2017-01-28 - 1:43 am

Bahrain Mirror: Human Rights Watch (HRW) reported on Friday (January 27, 2017), that Kuwait carried out seven executions by hanging on January 25, 2017, the first time the Gulf state carried out the death penalty in four years. Kuwait's decision reflects a growing trend in the region to increase the use of, or lift moratoriums on, the death penalty.

Kuwait executed two nationals, including a member of the royal family, an Ethiopian woman, a Filipina woman, two Egyptian men, and a Bangladeshi man in Kuwait's central prison, according to KUNA, Kuwait's state news agency. The executions were the first in Kuwait since 2013, when Kuwait executed five people.

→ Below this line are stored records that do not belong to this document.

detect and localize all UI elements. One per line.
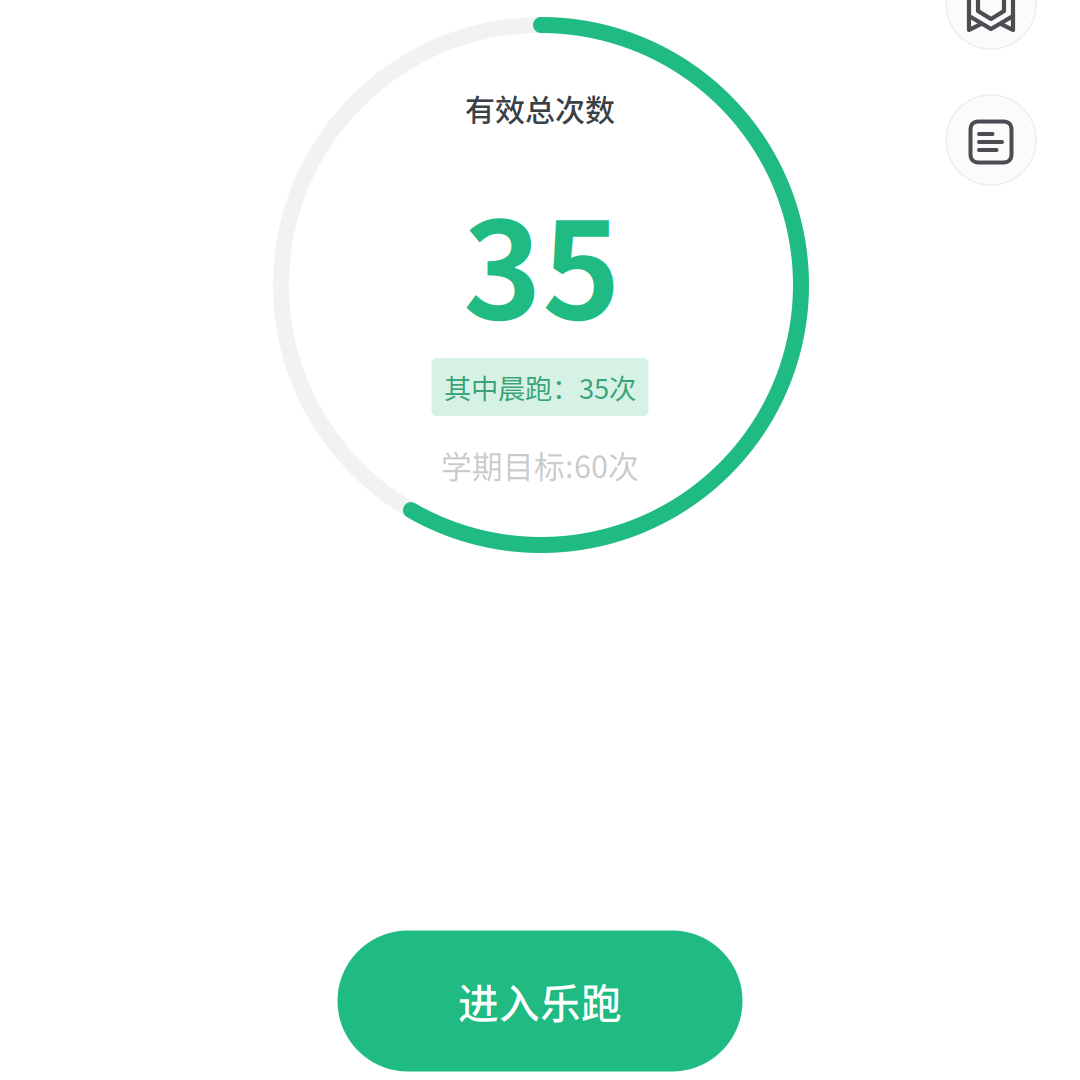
button[interactable]: Records [946,95,1036,185]
button[interactable]: 进入乐跑 [338,930,742,1072]
button[interactable]: Badges [946,0,1036,49]
staticText: 其中晨跑：35次 [444,367,636,407]
staticText: 35 [463,164,621,358]
staticText: 有效总次数 [465,86,615,130]
staticText: 学期目标:60次 [441,443,639,487]
staticText: 进入乐跑 [458,972,622,1030]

The 2013 executions ended a de facto death penalty moratorium that had been in place since 2007. 

"Executing seven people in one day shows Kuwait is moving in exactly the wrong direction on the death penalty," said Sarah Leah Whitson, Middle East director at Human Rights Watch. "The Kuwaiti government should be reinstating the moratorium on the death penalty instead of hanging seven people."

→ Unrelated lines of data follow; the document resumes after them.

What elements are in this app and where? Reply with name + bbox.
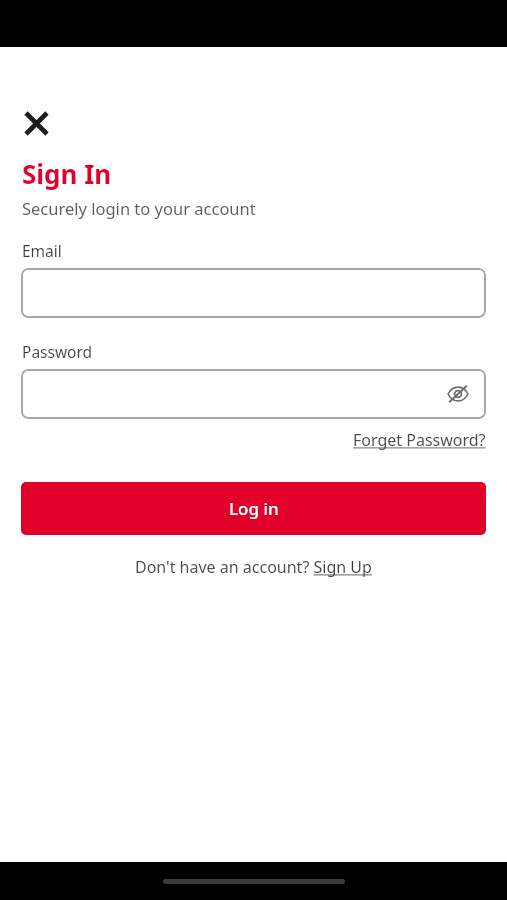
staticText: Don't have an account? Sign Up [135,556,372,578]
button[interactable] [21,268,486,318]
staticText: Securely login to your account [22,197,256,219]
button[interactable]: Log in [21,482,486,535]
button[interactable]: Show password [21,369,486,419]
staticText: Email [22,240,62,261]
button[interactable]: Don't have an account? Sign Up [135,556,372,578]
button[interactable]: Show password [442,378,474,410]
staticText: Sign In [22,156,112,191]
button[interactable]: Close [21,108,51,138]
button[interactable]: Forget Password? [353,429,486,451]
staticText: Log in [229,497,279,520]
staticText: Password [22,341,93,362]
staticText: Forget Password? [353,429,486,451]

Human Rights Watch has documented due process violations in Kuwait's criminal justice system that have made it difficult for defendants to get a fair trial, including in capital cases. Kuwait maintains the death penalty for non-violent offenses, including drug smuggling.

In the regional trend to increasing use of the death penalty, in January, 2017, Bahrain ended a six-year de facto moratorium on the death penalty, executing three people. In December 2014, Jordan ended its eight-year moratorium on the death penalty, executing 11 people, HRW added.

HRW stressed that it opposes capital punishment in all countries and under all circumstances. Capital punishment is unique in its cruelty and finality, and it is inevitably and universally plagued with arbitrariness, prejudice, and error. A majority of countries in the world have abolished the practice.

"Kuwait's killing of seven people on January 25 highlights the alarming trend in the region for countries to return to or increasingly use the death penalty," Whitson said. "The death penalty is inherently cruel and should never be used, regardless of the crime."